Democrats have pushed the “war on women” message hard, and it seems to be working so far. Two Colorado candidates who have touted their hard-line conservative values, Rep. Cory Gardner (R) and Rep. Mike Coffman (R), disavowed a controversial “personhood” amendment after pressure from Democratic opponents. One Virginia congressional candidate even had to drop out of the race after uproar over his suggestion that marital rape should be legal. Texas gubernatorial candidate Wendy Davis (D) has spent much of the past few weeks hammering her opponent, Greg Abbott, on his silence over equal pay legislation, which Gov. Rick Perry (R-TX) vetoed last year.
All this suggests that the 2014 campaign cycle is shaping up to be a war over women, and the Democrats have plenty of ammunition.
Gage cautioned against simply avoiding these issues in order to avoid attacks. “As a candidate, it is never a good idea to just avoid issues that matter to your constituency. But you can’t give your opponents ammunition by being insensitive or inarticulate,” she said. “And the most important thing is to demonstrate authenticity and also some care and compassion for women when it comes to preventing and confronting unplanned pregnancy.”

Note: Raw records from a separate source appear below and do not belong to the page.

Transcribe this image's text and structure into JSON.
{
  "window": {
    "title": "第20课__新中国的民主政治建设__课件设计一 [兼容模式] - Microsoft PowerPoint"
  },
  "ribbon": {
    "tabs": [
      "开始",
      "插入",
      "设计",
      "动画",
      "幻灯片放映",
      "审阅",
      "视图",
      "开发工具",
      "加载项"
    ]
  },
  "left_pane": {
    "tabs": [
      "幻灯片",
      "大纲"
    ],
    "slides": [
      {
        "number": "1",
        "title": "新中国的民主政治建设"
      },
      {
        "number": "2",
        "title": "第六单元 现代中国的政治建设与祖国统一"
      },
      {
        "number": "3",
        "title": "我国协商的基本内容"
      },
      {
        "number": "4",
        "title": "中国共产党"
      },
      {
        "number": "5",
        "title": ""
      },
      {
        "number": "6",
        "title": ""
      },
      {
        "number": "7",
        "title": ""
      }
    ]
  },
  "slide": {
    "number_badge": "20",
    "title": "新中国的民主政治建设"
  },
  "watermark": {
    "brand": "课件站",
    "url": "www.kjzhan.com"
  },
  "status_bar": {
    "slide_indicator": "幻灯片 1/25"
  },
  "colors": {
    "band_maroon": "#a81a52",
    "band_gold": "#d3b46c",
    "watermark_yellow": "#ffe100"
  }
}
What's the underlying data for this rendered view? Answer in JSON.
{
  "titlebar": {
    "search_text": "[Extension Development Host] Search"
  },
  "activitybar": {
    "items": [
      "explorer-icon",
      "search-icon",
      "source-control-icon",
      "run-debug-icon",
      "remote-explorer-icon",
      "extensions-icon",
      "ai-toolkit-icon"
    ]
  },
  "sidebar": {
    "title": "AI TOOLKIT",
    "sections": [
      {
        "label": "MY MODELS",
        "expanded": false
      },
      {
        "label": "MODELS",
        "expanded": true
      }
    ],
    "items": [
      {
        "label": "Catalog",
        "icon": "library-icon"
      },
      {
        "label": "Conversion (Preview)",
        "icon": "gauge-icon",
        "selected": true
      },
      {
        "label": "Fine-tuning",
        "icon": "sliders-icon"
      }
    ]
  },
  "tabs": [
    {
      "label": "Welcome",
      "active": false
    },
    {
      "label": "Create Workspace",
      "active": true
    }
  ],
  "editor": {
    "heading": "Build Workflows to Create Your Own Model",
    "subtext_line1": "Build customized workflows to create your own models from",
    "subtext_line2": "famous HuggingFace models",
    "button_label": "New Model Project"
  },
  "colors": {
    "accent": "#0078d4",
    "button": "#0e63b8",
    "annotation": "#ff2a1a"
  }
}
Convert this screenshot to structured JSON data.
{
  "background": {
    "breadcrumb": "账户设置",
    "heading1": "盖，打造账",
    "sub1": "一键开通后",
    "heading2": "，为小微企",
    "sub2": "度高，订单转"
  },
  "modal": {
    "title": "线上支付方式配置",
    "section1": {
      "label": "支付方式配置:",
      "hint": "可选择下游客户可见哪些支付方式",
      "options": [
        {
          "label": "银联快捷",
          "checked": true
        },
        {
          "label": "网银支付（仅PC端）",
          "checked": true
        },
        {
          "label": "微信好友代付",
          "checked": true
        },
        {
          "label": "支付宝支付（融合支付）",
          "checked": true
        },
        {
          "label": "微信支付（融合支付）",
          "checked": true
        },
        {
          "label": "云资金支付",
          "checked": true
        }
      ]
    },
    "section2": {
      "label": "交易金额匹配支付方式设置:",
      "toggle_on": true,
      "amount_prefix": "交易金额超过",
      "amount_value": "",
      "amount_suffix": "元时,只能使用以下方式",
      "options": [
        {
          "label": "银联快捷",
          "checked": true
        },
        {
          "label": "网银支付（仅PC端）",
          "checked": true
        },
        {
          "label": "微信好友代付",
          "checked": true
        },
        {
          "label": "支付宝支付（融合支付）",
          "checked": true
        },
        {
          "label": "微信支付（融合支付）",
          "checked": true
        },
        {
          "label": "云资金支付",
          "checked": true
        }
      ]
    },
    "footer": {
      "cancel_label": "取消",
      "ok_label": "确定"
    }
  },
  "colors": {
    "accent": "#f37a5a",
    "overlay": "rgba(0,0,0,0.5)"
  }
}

That perspective may get lost in a room full of male strategists. As Gage explained to Slate last year, “When we try to reach people who, for example, are living in poverty, or are facing an unwanted pregnancy, some candidates come across like they have no understanding of what it’s like to walk in their shoes. Some of that is male. Some of that is that guys get it wrong, and we think women approach these things in a different way.” Considering how few women are running campaigns for Republican candidates this year, that blind spot may persist.